I was enjoying a caffe latte at Turtle Bread Company in south Minneapolis when I heard a familiar voice.
“Hi, Doc,” said a young man. He pulled a chair up to my table.
“Remember me?” he said. “A few weeks ago you cured me of saying until such time as and during the course of when I could say until and during. We were at a Minneapolis brew pub location. You conducted a wordiness reduction intervention procedure. Now, thanks to you, I know how to do wordiness elimination in sentences like this one:
“ ‘I deem it desirable that we gather together after our summer school class today to commence work on our homework in a collaborative fashion at our earliest possible convenience so that we might proceed to the lake expeditiously and take part in some ichthyologic recreation.’ ”

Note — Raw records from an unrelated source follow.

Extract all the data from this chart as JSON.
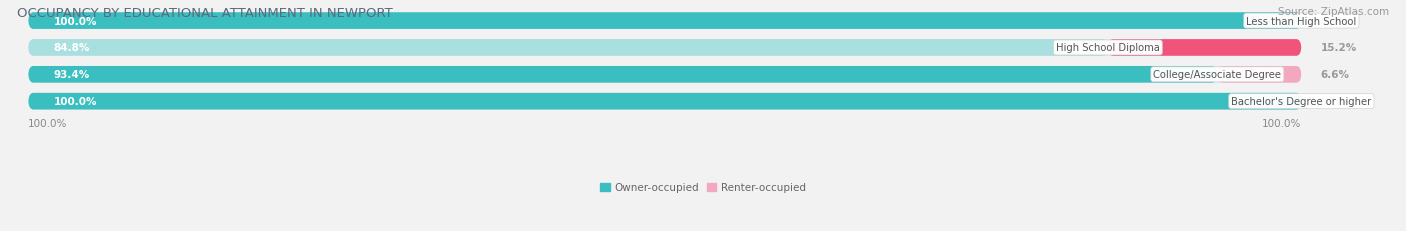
{
  "title": "OCCUPANCY BY EDUCATIONAL ATTAINMENT IN NEWPORT",
  "source": "Source: ZipAtlas.com",
  "categories": [
    "Less than High School",
    "High School Diploma",
    "College/Associate Degree",
    "Bachelor's Degree or higher"
  ],
  "owner_values": [
    100.0,
    84.8,
    93.4,
    100.0
  ],
  "renter_values": [
    0.0,
    15.2,
    6.6,
    0.0
  ],
  "owner_color": "#3bbec0",
  "owner_color_light": "#aadfe0",
  "renter_color_row0": "#f4a8bf",
  "renter_color_row1": "#f0547a",
  "renter_color_row2": "#f4a8bf",
  "renter_color_row3": "#f4a8bf",
  "bar_bg_color": "#e4e4e8",
  "bg_color": "#f2f2f2",
  "bar_height": 0.62,
  "owner_label_color": "white",
  "renter_label_color": "#999999",
  "category_label_color": "#555555",
  "title_color": "#5a6a7a",
  "source_color": "#999999",
  "title_fontsize": 9.5,
  "label_fontsize": 7.5,
  "tick_fontsize": 7.5,
  "source_fontsize": 7.5,
  "legend_label_color": "#666666"
}
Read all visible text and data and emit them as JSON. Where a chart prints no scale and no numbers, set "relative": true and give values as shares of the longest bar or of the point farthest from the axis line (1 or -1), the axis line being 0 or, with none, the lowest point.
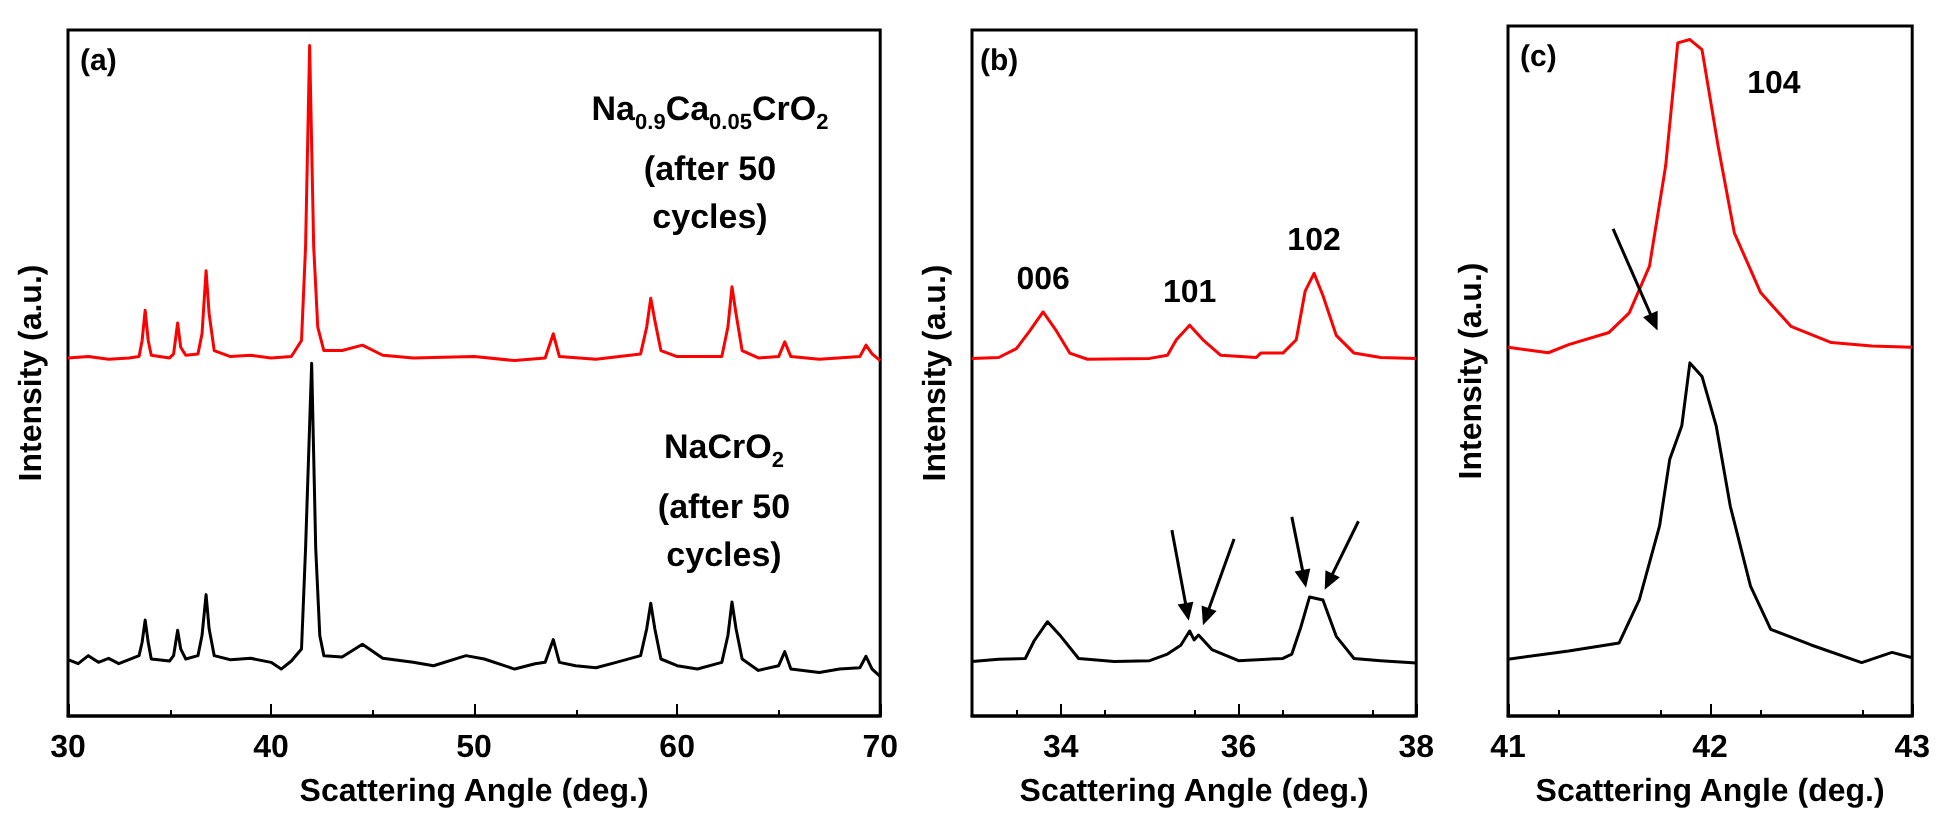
{
  "chart_data": [
    {
      "type": "line",
      "relative": true,
      "marker": "none",
      "xlabel": "Scattering Angle (deg.)",
      "ylabel": "Intensity (a.u.)",
      "xlim": [
        30,
        70
      ],
      "xticks": [
        30,
        40,
        50,
        60,
        70
      ],
      "annotations": [
        "(a)"
      ],
      "series": [
        {
          "name": "Na$_{0.9}$Ca$_{0.05}$CrO$_{2}$\n(after 50 cycles)",
          "color": "#ff0000",
          "x": [
            30,
            31,
            32,
            33,
            33.5,
            33.65,
            33.8,
            33.95,
            34.1,
            35,
            35.2,
            35.4,
            35.55,
            35.8,
            36.4,
            36.6,
            36.8,
            36.95,
            37.2,
            38,
            39,
            40,
            41,
            41.5,
            41.7,
            41.9,
            42.1,
            42.3,
            42.6,
            43.5,
            44.5,
            45.5,
            47,
            50,
            52,
            53.5,
            53.9,
            54.2,
            56,
            58.2,
            58.5,
            58.7,
            58.9,
            59.2,
            60,
            62.2,
            62.5,
            62.7,
            62.9,
            63.2,
            64,
            65,
            65.3,
            65.6,
            67,
            69,
            69.3,
            69.6,
            70
          ],
          "values": [
            0.534,
            0.536,
            0.532,
            0.534,
            0.536,
            0.56,
            0.605,
            0.56,
            0.538,
            0.534,
            0.54,
            0.586,
            0.55,
            0.538,
            0.54,
            0.57,
            0.664,
            0.6,
            0.545,
            0.536,
            0.538,
            0.534,
            0.536,
            0.56,
            0.7,
            1.0,
            0.7,
            0.58,
            0.545,
            0.545,
            0.553,
            0.538,
            0.534,
            0.536,
            0.53,
            0.534,
            0.57,
            0.536,
            0.532,
            0.54,
            0.58,
            0.623,
            0.59,
            0.545,
            0.536,
            0.536,
            0.58,
            0.64,
            0.6,
            0.545,
            0.534,
            0.536,
            0.558,
            0.536,
            0.532,
            0.536,
            0.553,
            0.54,
            0.53
          ]
        },
        {
          "name": "NaCrO$_{2}$\n(after 50 cycles)",
          "color": "#000000",
          "x": [
            30,
            30.5,
            31,
            31.5,
            32,
            32.5,
            33,
            33.5,
            33.65,
            33.8,
            33.95,
            34.1,
            35,
            35.2,
            35.4,
            35.55,
            35.8,
            36.4,
            36.6,
            36.8,
            36.95,
            37.2,
            38,
            39,
            40,
            40.5,
            41,
            41.5,
            41.7,
            42,
            42.2,
            42.4,
            42.6,
            43.5,
            44.5,
            45.5,
            47,
            48,
            49.6,
            50.5,
            52,
            53,
            53.5,
            53.9,
            54.2,
            55,
            56,
            57,
            58.2,
            58.5,
            58.7,
            58.9,
            59.2,
            60,
            61,
            62.2,
            62.5,
            62.7,
            62.9,
            63.2,
            64,
            65,
            65.3,
            65.6,
            67,
            68,
            69,
            69.3,
            69.6,
            70
          ],
          "values": [
            0.084,
            0.078,
            0.09,
            0.08,
            0.086,
            0.078,
            0.084,
            0.09,
            0.11,
            0.143,
            0.11,
            0.085,
            0.082,
            0.09,
            0.128,
            0.1,
            0.085,
            0.09,
            0.12,
            0.181,
            0.13,
            0.09,
            0.084,
            0.086,
            0.08,
            0.07,
            0.082,
            0.1,
            0.25,
            0.526,
            0.25,
            0.12,
            0.09,
            0.088,
            0.107,
            0.086,
            0.08,
            0.075,
            0.09,
            0.085,
            0.07,
            0.078,
            0.08,
            0.114,
            0.08,
            0.075,
            0.072,
            0.08,
            0.09,
            0.13,
            0.168,
            0.13,
            0.085,
            0.075,
            0.07,
            0.08,
            0.12,
            0.17,
            0.13,
            0.085,
            0.068,
            0.075,
            0.096,
            0.07,
            0.065,
            0.07,
            0.072,
            0.089,
            0.07,
            0.059
          ]
        }
      ]
    },
    {
      "type": "line",
      "relative": true,
      "marker": "none",
      "xlabel": "Scattering Angle (deg.)",
      "ylabel": "Intensity (a.u.)",
      "xlim": [
        33,
        38
      ],
      "xticks": [
        34,
        36,
        38
      ],
      "annotations": [
        "(b)",
        {
          "text": "006",
          "x": 33.8,
          "y": 0.913
        },
        {
          "text": "101",
          "x": 35.45,
          "y": 0.883
        },
        {
          "text": "102",
          "x": 36.85,
          "y": 1.0
        }
      ],
      "series": [
        {
          "color": "#ff0000",
          "x": [
            33,
            33.3,
            33.5,
            33.65,
            33.8,
            33.95,
            34.1,
            34.3,
            35,
            35.2,
            35.3,
            35.45,
            35.6,
            35.8,
            36.2,
            36.25,
            36.5,
            36.65,
            36.75,
            36.85,
            36.95,
            37.1,
            37.3,
            37.6,
            38
          ],
          "values": [
            0.808,
            0.81,
            0.83,
            0.87,
            0.913,
            0.87,
            0.82,
            0.806,
            0.808,
            0.815,
            0.85,
            0.883,
            0.85,
            0.815,
            0.81,
            0.82,
            0.82,
            0.85,
            0.96,
            1.0,
            0.95,
            0.86,
            0.82,
            0.81,
            0.808
          ]
        },
        {
          "color": "#000000",
          "x": [
            33,
            33.3,
            33.6,
            33.7,
            33.85,
            34,
            34.2,
            34.6,
            35,
            35.2,
            35.35,
            35.45,
            35.5,
            35.55,
            35.7,
            36,
            36.5,
            36.6,
            36.7,
            36.8,
            36.95,
            37.1,
            37.3,
            37.6,
            38
          ],
          "values": [
            0.123,
            0.128,
            0.13,
            0.17,
            0.213,
            0.18,
            0.13,
            0.123,
            0.125,
            0.14,
            0.16,
            0.192,
            0.172,
            0.183,
            0.15,
            0.125,
            0.13,
            0.14,
            0.2,
            0.269,
            0.262,
            0.18,
            0.13,
            0.125,
            0.12
          ]
        }
      ]
    },
    {
      "type": "line",
      "relative": true,
      "marker": "none",
      "xlabel": "Scattering Angle (deg.)",
      "ylabel": "Intensity (a.u.)",
      "xlim": [
        41,
        43
      ],
      "xticks": [
        41,
        42,
        43
      ],
      "annotations": [
        "(c)",
        {
          "text": "104",
          "x": 41.9,
          "y": 1.0
        }
      ],
      "series": [
        {
          "color": "#ff0000",
          "x": [
            41,
            41.2,
            41.3,
            41.5,
            41.6,
            41.7,
            41.78,
            41.84,
            41.9,
            41.96,
            42.04,
            42.12,
            42.25,
            42.4,
            42.6,
            42.8,
            43
          ],
          "values": [
            0.545,
            0.537,
            0.549,
            0.567,
            0.596,
            0.665,
            0.813,
            0.995,
            1.0,
            0.985,
            0.842,
            0.714,
            0.626,
            0.576,
            0.552,
            0.547,
            0.545
          ]
        },
        {
          "color": "#000000",
          "x": [
            41,
            41.3,
            41.55,
            41.65,
            41.75,
            41.8,
            41.86,
            41.9,
            41.96,
            42.03,
            42.1,
            42.2,
            42.3,
            42.5,
            42.75,
            42.9,
            43
          ],
          "values": [
            0.084,
            0.096,
            0.108,
            0.172,
            0.281,
            0.379,
            0.429,
            0.522,
            0.502,
            0.429,
            0.31,
            0.192,
            0.128,
            0.105,
            0.079,
            0.094,
            0.086
          ]
        }
      ]
    }
  ]
}
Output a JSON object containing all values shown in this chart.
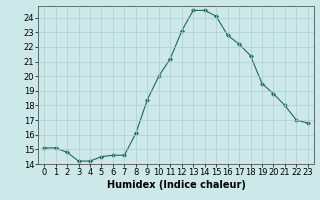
{
  "x": [
    0,
    1,
    2,
    3,
    4,
    5,
    6,
    7,
    8,
    9,
    10,
    11,
    12,
    13,
    14,
    15,
    16,
    17,
    18,
    19,
    20,
    21,
    22,
    23
  ],
  "y": [
    15.1,
    15.1,
    14.8,
    14.2,
    14.2,
    14.5,
    14.6,
    14.6,
    16.1,
    18.4,
    20.0,
    21.2,
    23.1,
    24.5,
    24.5,
    24.1,
    22.8,
    22.2,
    21.4,
    19.5,
    18.8,
    18.0,
    17.0,
    16.8
  ],
  "line_color": "#1a6b5a",
  "marker": "D",
  "marker_size": 2,
  "bg_color": "#cce8e8",
  "grid_color": "#aacfcf",
  "xlabel": "Humidex (Indice chaleur)",
  "xlim": [
    -0.5,
    23.5
  ],
  "ylim": [
    14.0,
    24.8
  ],
  "yticks": [
    14,
    15,
    16,
    17,
    18,
    19,
    20,
    21,
    22,
    23,
    24
  ],
  "xticks": [
    0,
    1,
    2,
    3,
    4,
    5,
    6,
    7,
    8,
    9,
    10,
    11,
    12,
    13,
    14,
    15,
    16,
    17,
    18,
    19,
    20,
    21,
    22,
    23
  ],
  "xlabel_fontsize": 7,
  "tick_fontsize": 6,
  "linewidth": 0.8
}
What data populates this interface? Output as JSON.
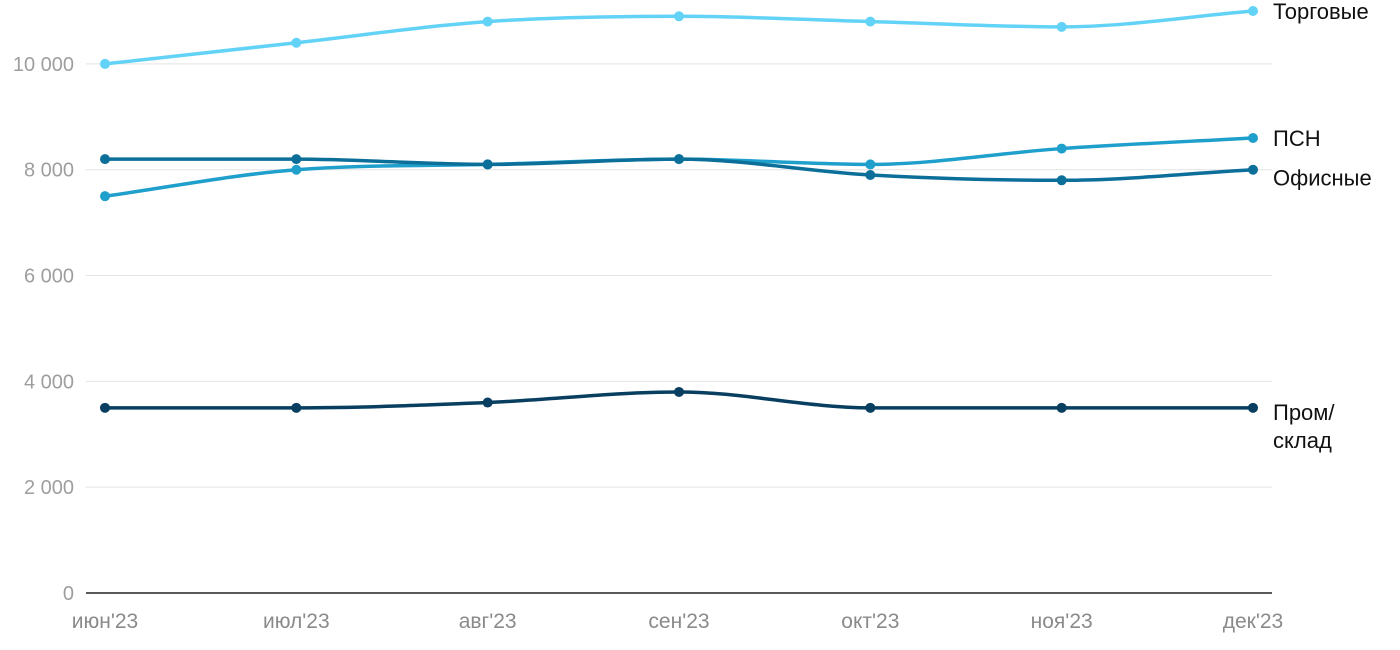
{
  "chart_data": {
    "type": "line",
    "categories": [
      "июн'23",
      "июл'23",
      "авг'23",
      "сен'23",
      "окт'23",
      "ноя'23",
      "дек'23"
    ],
    "ylim": [
      0,
      11000
    ],
    "yticks": [
      0,
      2000,
      4000,
      6000,
      8000,
      10000
    ],
    "ytick_labels": [
      "0",
      "2 000",
      "4 000",
      "6 000",
      "8 000",
      "10 000"
    ],
    "grid": true,
    "legend": "inline-right",
    "series": [
      {
        "name": "Торговые",
        "color": "#62d3f6",
        "values": [
          10000,
          10400,
          10800,
          10900,
          10800,
          10700,
          11000
        ]
      },
      {
        "name": "ПСН",
        "color": "#1f9fcb",
        "values": [
          7500,
          8000,
          8100,
          8200,
          8100,
          8400,
          8600
        ]
      },
      {
        "name": "Офисные",
        "color": "#0b6f99",
        "values": [
          8200,
          8200,
          8100,
          8200,
          7900,
          7800,
          8000
        ]
      },
      {
        "name": "Пром/\nсклад",
        "label_lines": [
          "Пром/",
          "склад"
        ],
        "color": "#083f60",
        "values": [
          3500,
          3500,
          3600,
          3800,
          3500,
          3500,
          3500
        ]
      }
    ]
  }
}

“I’m pleased to hear that,” I said, “but how would you condense that sentence?”
“I’d say, ‘Wanna do homework together after summer school today so that we can go fishing?’ ”
“Excellent. Now tell me again where we met.”
“At a Minneapolis brew pub location.”
“Hmmm. And what did we do there?”
“Adjective and adverb examination and elimination exercises.”
“What’s the matter, Doc?” he said in a worried tone. “Am I having a needless modifier relapse experience?”
“No, but you do seem to be suffering from a bad case of noun stacks.”
“Oh, my,” he said. “Is that serious?”
“Possibly,” I said. “We all use noun stacks, as in ‘Are you having pre-departure jitters?’ and ‘Have you ever experienced a parachute deployment malfunction?’ They’re common in technical and scientific language, where they can be handy but inexact, depending on how they’re used. As a rule, if you go beyond two or three nouns in a stack, you’re in trouble.”
“So how am I doing?”
“Well, your phrase wordiness elimination has two nouns, and a Minneapolis brew pub location has four.”